A peine lancé il y a deux mois, le contrat-programme confectionné par deux cabinets de renommée internationale, à la demande du ministère des Finances en concertation avec les compagnies d’assurances, sera bientôt mis en branle.
L’étude d’un contrat- programme pour le secteur des assurances au Maroc qui a été confiée à deux cabinets «Actuariat» et «Oliver Wyman» est presque bouclée. Son lancement sur demande de la profession, du ministère de tutelle et du Comité consultatif des assurances (CCA) est jugé extrêmement important pour tracer une vision prospective sur l’évolution du secteur à l’horizon 2013. Pour accélérer la cadence du travail, l’étude est placée sous la houlette de deux comités. L’un, dit comité de suivi, se réunit une fois chaque semaine. L’autre, comité de pilotage composé des présidents des compagnies d’assurances se réunit une fois par mois pour valider les conclusions qui lui sont soumises.

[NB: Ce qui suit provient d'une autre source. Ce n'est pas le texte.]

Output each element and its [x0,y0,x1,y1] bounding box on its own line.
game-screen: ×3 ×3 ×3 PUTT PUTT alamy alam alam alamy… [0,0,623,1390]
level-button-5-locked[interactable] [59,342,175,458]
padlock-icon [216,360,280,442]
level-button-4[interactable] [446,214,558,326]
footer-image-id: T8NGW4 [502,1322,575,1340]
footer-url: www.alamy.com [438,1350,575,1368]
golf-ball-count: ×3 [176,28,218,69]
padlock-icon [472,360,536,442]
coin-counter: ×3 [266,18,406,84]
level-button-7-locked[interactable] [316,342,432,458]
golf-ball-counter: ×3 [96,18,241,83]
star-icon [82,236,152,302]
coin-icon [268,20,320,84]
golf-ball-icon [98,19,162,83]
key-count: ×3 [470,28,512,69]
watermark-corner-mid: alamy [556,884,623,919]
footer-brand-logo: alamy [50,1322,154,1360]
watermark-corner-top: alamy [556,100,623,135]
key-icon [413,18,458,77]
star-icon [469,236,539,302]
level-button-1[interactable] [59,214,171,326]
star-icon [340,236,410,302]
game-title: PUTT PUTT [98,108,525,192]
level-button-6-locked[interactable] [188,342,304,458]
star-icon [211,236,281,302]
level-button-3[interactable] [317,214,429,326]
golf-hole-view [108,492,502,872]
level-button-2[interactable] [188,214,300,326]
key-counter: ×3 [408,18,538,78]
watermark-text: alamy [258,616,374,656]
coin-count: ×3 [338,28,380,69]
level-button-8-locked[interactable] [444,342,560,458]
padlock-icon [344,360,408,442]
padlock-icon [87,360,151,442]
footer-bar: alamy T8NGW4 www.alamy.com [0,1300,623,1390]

Selon M. Yahyaoui, de la Direction des assurances et de la prévoyance sociale relevant du ministère des Finances, le contrat-programme ambitionne de trouver une réponse à trois questions de taille à savoir : comment développer l’industrie de l’assurance au Maroc qui représente plus de 20 milliards de dirhams, comment doubler le chiffre d’affaires et comment relever le taux de pénétration au PIB qui se limite à 3% actuellement.
Une mine pour l’épargne
L’étude se décline en cinq grands axes de développement ajoute-il. Le premier traite de la politique de la distribution : ce sont tous les problèmes des agents, coutiers et intermédiaires. Le secteur connaît de nombreux dysfonctionnements et de rigidité dans ce sens. Le second volet porte sur l’offre du secteur et les garanties y afférentes. Pour Yahyaoui, le souci aujourd’hui est de savoir comment augmenter cette offre et instituer le caractère obligatoire de la garantie en même temps que sa faisabilité.
La qualité des prestations et des indemnisations forme le troisième axe. C’est un problème assez complexe car l’indemnisation reste entre les mains des assureurs et du ministère de la justice. Les retards sont souvent attribués à la lente procédure au niveau des textes législatifs. La promotion de l’épargne longue est un autre axe majeur de l’étude. L’idée est promouvoir ce genre d’épargne (assurance-vie, capitalisation) puisque le secteur gère une forte dose d’épargne institutionnelle et le financement de l’économie on en a besoin. Le volet technique, fiscal et juridique est en train d’être peaufiné.
Le dernier axe traite, quant à lui, du problème de rayonnement du secteur à l’échelle internationale, régionale et africaine. Pour cela il faut d’abord faire sauter les verrous de changes et réglementaires et s’assurer de l’intérêt de l’extension dans un pays comme à l’autre.
Prévue pour la fin de ce mois de juillet, le contrat programme est sur de bons rails et ses modalités de mise en œuvre sont finement soignées. Vivement un secteur d’assurance assaini et réguler et véritable levier de croissance et de valeur ajoutée.